Claire, daughter of the founders of The Sharpham Trust Maurice and Ruth Ash, told staff and fellow Trustees that in her work to shape Sharpham, she'd 'been shaped by Sharpham' and she hoped that would continue to happen for all those associated with this special place.

She is the final member of the Ash family to have served on the board of Trustees at Sharpham, which also included her mother, her sisters Kate Caddy and Marian Ash and her cousin Mark Sharman.

Claire's family lived in Sharpham House from 1962. Maurice's land management ideas (including grape-growing and cheese-making), together with his interest in Eastern philosophies, shaped The Sharpham Trust.
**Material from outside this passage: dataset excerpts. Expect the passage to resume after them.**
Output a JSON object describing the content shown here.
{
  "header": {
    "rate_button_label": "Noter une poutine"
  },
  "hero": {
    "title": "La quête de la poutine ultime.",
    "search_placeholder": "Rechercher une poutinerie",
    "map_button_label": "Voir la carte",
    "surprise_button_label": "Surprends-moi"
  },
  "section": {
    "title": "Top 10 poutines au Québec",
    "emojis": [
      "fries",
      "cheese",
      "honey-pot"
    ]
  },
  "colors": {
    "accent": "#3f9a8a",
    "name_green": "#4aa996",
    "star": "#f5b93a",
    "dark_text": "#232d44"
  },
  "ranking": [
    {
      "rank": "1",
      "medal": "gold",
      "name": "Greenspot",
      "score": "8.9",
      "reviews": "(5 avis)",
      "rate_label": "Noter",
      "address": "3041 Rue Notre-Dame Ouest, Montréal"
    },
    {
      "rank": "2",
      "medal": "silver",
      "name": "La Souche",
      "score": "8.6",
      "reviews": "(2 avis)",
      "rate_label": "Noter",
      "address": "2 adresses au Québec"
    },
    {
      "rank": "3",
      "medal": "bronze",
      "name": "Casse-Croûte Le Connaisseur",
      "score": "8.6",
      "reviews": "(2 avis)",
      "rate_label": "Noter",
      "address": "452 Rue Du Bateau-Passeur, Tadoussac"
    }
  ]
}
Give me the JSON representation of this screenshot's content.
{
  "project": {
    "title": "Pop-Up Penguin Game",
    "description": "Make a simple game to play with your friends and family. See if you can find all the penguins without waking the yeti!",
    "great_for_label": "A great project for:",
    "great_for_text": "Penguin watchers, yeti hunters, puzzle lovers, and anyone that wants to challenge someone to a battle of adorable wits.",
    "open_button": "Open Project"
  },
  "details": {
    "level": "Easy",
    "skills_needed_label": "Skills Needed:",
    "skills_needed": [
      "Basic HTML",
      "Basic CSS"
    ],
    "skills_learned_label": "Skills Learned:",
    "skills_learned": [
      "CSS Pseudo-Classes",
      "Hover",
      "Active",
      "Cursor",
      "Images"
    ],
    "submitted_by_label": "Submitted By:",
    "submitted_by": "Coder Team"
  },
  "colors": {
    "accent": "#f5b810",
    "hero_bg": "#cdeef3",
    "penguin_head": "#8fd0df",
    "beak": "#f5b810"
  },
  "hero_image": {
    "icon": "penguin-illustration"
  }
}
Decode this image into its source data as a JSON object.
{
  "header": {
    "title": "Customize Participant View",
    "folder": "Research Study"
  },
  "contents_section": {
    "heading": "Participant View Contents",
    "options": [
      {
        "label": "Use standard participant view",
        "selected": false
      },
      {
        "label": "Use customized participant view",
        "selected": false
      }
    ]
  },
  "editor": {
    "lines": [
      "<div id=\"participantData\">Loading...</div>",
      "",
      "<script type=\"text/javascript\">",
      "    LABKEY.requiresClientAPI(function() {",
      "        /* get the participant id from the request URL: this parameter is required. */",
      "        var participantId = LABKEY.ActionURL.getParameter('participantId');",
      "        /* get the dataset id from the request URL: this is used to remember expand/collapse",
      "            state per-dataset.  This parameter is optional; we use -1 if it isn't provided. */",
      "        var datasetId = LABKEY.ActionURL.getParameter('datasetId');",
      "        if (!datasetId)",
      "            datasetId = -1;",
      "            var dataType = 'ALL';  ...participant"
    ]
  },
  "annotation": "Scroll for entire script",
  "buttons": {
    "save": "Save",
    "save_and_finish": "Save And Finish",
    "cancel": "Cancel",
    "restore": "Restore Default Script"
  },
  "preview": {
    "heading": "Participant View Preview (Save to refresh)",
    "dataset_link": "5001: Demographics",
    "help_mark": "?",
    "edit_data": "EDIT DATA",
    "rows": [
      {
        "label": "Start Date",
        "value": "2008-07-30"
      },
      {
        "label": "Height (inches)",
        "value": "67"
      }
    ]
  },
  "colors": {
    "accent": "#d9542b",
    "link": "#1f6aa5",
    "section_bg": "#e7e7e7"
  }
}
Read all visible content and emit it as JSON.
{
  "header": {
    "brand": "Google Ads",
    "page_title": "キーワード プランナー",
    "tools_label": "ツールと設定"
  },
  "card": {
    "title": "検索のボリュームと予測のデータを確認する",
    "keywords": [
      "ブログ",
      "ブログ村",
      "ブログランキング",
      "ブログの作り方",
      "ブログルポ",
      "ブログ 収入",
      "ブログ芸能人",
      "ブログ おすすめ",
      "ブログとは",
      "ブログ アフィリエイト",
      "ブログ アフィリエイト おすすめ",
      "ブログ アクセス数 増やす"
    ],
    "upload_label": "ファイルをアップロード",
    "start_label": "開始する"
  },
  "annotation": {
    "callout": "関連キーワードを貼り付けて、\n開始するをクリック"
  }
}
Today the Trust oversees the 550-acre Sharpham Estate, home to mindfulness courses and retreats, arts and outdoor learning events and Sharpham Wine & Cheese.

Said Claire: “At this point in time, the Trust is in a strong, positive position and is offering the sorts of much-needed courses that my father said were crucial to transforming a mindset that perpetuates the separation between the natural world and our own nature.

“I believe my parents would be pleased, as I am, with the direction that the Trust is going in.

“I’m confident in the continuity of those ideas at Sharpham, and how we are serving not just the local community, but all the people who participate in and have contact with what’s happening here.

William Lana, chair of Sharpham's Trustees, thanked Claire for her fantastic contribution, paying tribute to her diligence, tenacity and spirit - as well as her smile and her laughter. He read a poem by monk and mindfulness pioneer Thich Nhat Hanh, Please Call Me By My True Names, which opens with the line 'Don't say that I will depart tomorrow - even today I am still arriving'.

Claire was presented with a Cork Oak sapling, which she planted close to the site of a previous, fallen - and much-loved - Cork Oak.